Our learning problem
As an example of what researchers could do with our network simulator toolkit, we took on the problem of predicting if a node is a bot based on the information propagated through the node's local community.
Input: A social network graph simulated using our toolkit
Output: A label of bot (1) or not bot (0) on each node (user in the network)
The Model: We based our model on seminal literature in the space of GNNs. Specifically, we focused on the GraphSAGE model (read more about it below or check out our training code on GitHub here).
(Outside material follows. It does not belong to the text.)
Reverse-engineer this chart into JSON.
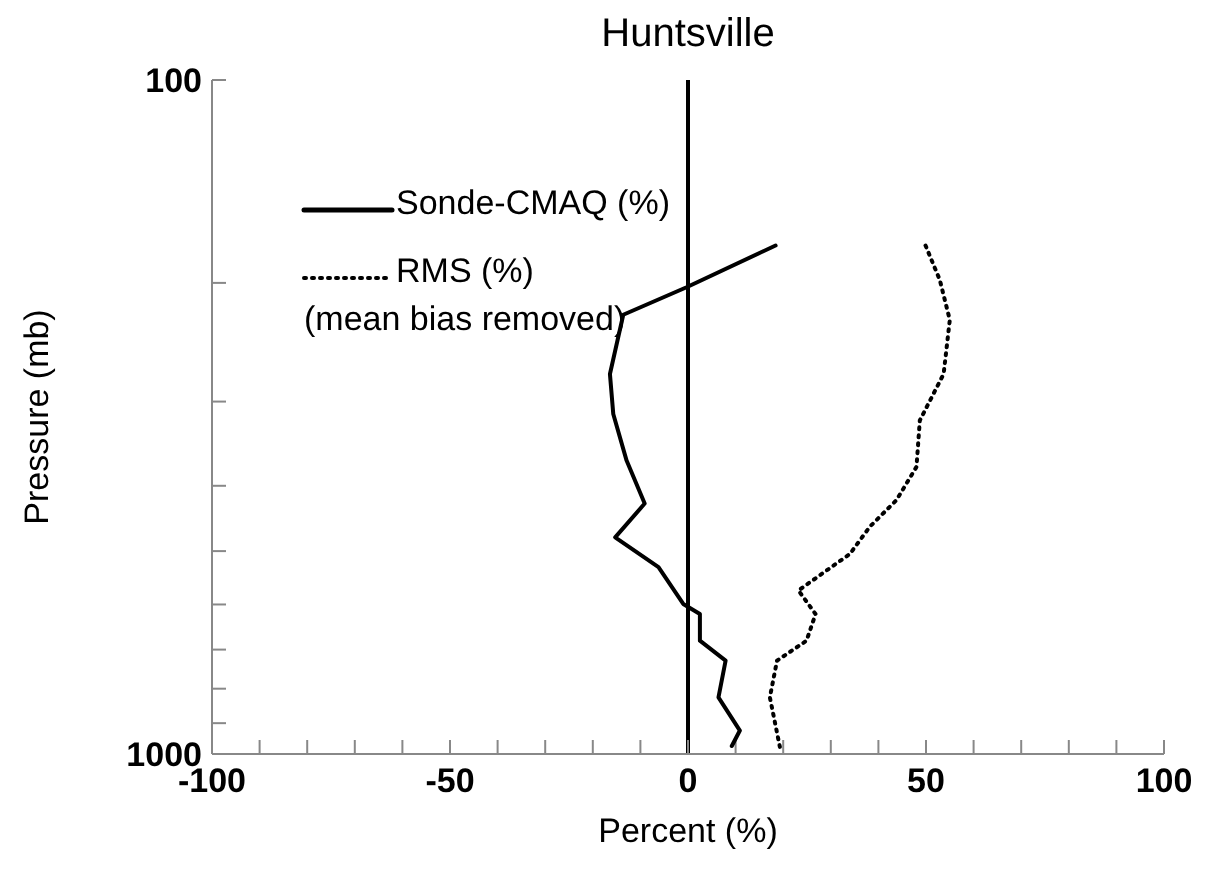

Initial Results: We were able to develop the model such that it could train on the simulated data from our toolkit. Find the actual loss in one of our experiments below:
What are Graph Neural Networks?
You may have heard of fully-connected NNs, Convolutional NNs, or even Recurrent NNs but none of these models are designed to learn on graphical data. Graphical data is everywhere from social networks to protein folding. Essentially, GNNs are designed to take advantage of graphical structure to make better predictions.
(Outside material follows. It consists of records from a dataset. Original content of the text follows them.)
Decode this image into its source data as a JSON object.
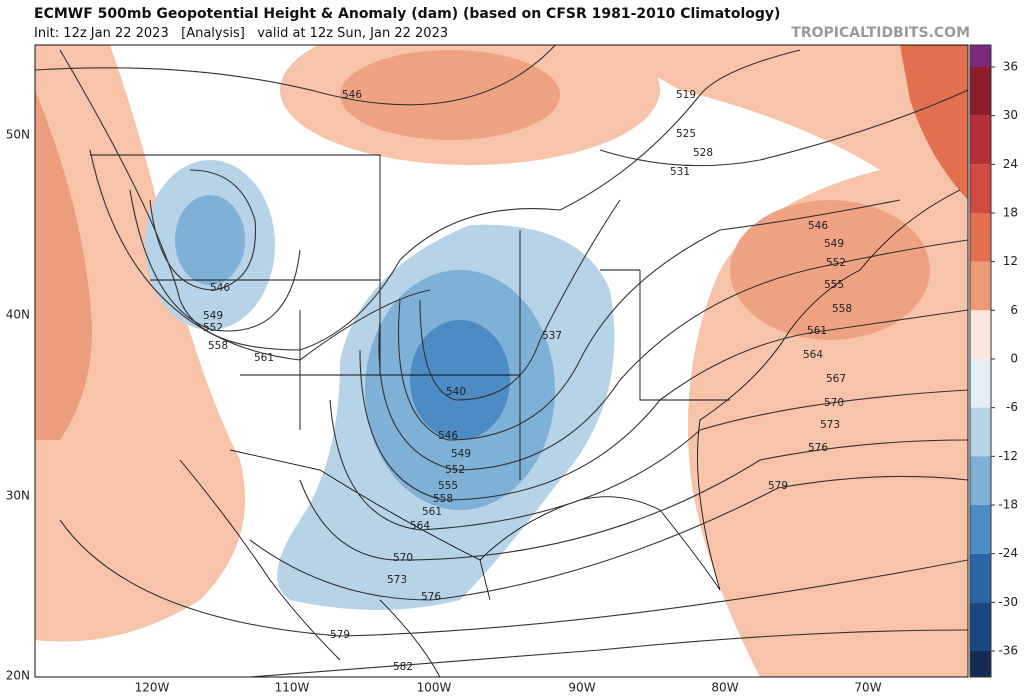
{
  "header": {
    "title": "ECMWF 500mb Geopotential Height & Anomaly (dam) (based on CFSR 1981-2010 Climatology)",
    "subtitle": "Init: 12z Jan 22 2023   [Analysis]   valid at 12z Sun, Jan 22 2023",
    "watermark": "TROPICALTIDBITS.COM"
  },
  "map": {
    "lat_labels": [
      "50N",
      "40N",
      "30N",
      "20N"
    ],
    "lon_labels": [
      "120W",
      "110W",
      "100W",
      "90W",
      "80W",
      "70W"
    ],
    "contour_labels": [
      546,
      519,
      525,
      528,
      531,
      546,
      549,
      552,
      558,
      561,
      537,
      540,
      546,
      549,
      552,
      555,
      558,
      561,
      564,
      570,
      573,
      576,
      579,
      582,
      546,
      549,
      552,
      555,
      558,
      561,
      564,
      567,
      570,
      573,
      576,
      579
    ]
  },
  "colorbar": {
    "ticks": [
      36,
      30,
      24,
      18,
      12,
      6,
      0,
      -6,
      -12,
      -18,
      -24,
      -30,
      -36
    ],
    "colors": [
      "#7b2b7d",
      "#8c1d2c",
      "#b42f36",
      "#d04a40",
      "#e2704f",
      "#ef9a76",
      "#fde6dc",
      "#e4eef7",
      "#b7d3e8",
      "#7fb0d6",
      "#4b8cc4",
      "#2a66a6",
      "#1b4780",
      "#142c55"
    ]
  }
}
This Graph Neural Network model explores a node's neighbors across connections and aggregates this 'communal' information to understand the content and relationships contained in the graph. See the graphic below:
Check out the paper: Hamilton, Will, Zhitao Ying, and Jure Leskovec. "Inductive representation learning on large graphs." Advances in Neural Information Processing Systems. 2017.
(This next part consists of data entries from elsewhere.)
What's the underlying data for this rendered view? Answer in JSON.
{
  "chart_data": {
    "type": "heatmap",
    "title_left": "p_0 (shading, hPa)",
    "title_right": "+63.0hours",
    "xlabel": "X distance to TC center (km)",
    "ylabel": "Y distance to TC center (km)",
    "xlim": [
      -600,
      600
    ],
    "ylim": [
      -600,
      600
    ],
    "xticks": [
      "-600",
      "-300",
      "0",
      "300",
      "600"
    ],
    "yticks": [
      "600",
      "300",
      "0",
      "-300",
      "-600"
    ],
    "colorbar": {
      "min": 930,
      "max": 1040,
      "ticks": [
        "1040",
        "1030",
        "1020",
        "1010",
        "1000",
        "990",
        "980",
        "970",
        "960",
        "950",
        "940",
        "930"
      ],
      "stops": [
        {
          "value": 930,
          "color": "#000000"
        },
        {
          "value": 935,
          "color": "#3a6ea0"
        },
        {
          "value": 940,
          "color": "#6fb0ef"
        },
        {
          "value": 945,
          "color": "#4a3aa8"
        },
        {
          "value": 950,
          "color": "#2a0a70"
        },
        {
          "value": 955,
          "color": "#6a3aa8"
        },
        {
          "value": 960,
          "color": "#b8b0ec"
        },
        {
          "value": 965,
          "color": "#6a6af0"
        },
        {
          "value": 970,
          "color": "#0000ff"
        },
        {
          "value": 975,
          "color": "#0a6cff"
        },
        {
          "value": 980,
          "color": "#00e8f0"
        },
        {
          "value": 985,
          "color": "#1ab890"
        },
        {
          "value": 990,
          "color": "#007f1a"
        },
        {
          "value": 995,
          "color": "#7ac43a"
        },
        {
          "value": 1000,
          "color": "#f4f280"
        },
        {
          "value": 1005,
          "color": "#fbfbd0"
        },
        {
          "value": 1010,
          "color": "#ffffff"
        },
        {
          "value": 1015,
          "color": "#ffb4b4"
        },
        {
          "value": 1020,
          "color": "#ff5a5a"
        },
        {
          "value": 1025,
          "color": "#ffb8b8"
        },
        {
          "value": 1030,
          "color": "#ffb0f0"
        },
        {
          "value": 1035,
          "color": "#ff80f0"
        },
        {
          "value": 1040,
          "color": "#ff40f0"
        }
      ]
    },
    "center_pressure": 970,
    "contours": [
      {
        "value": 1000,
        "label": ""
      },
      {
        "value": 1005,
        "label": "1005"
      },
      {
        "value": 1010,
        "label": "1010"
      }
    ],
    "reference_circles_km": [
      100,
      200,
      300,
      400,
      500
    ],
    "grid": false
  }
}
While PyTorch on its own is a great deep learning framework, it has not yet committed to handling graphical data. To get around this, we used the pytorch-geometric library, which provides additional functionality to PyTorch to process graph data. Learning to use this framework to load data and train a GNN was very rewarding and insightful.
Read the paper on it: Fey, Matthias, and Jan Eric Lenssen. "Fast graph representation learning with PyTorch Geometric." arXiv preprint arXiv:1903.02428 (2019).
Challenges we ran into
One challenge that we ran into was visualizing these graphs at scale. We created several networks with thousands of nodes in them but were unable to effectively visualize these graphs due to a large number of nodes and edges. We even trained our graph neural network on these large graphs but were unable to visualize the results. Another issue we had was removing a huge file from Git after we accidentally committed it (oops).
Accomplishments that we're proud of
-Successfully created a dynamic simulation of how competing ideas spread in a social network filled with non-bots and bots -Successfully created a dynamic visualization of the spread of competing for information in a network. This involved showing the original status of the different nodes (i.e., non-bot, bot promoting point A, bot promoting point B), the current state of the node, and the destinations of where each node was trying to spread its information -Visualized how non-bots start spreading misinformation in a network once influenced by bots
- Used PyTorch to implement a graph neural network to predict the likelihood of a user in a social network is a bot -Created a Python library for our code that will allow researchers to easily use our tool for conducting research on the spread of misinformation in social networks so they can help stop this problem
What we learned
Future Developments for of DynaML
-We want to increase the customizability of the networks so that our simulation tool kit can be used by researchers in multiple areas of interest (diseases spreading, computer network attacks, infrastructure grids) -We want to investigate combining time series analysis models such as state-space with state of the art graph neural networks for predicting how the information will spread multiple time steps before -We want to show that methods developed using our simulations are generalizable to real-world data sets -We want to be able to visualize dynamic graphs at the scale of hundreds of thousands of nodes and edges.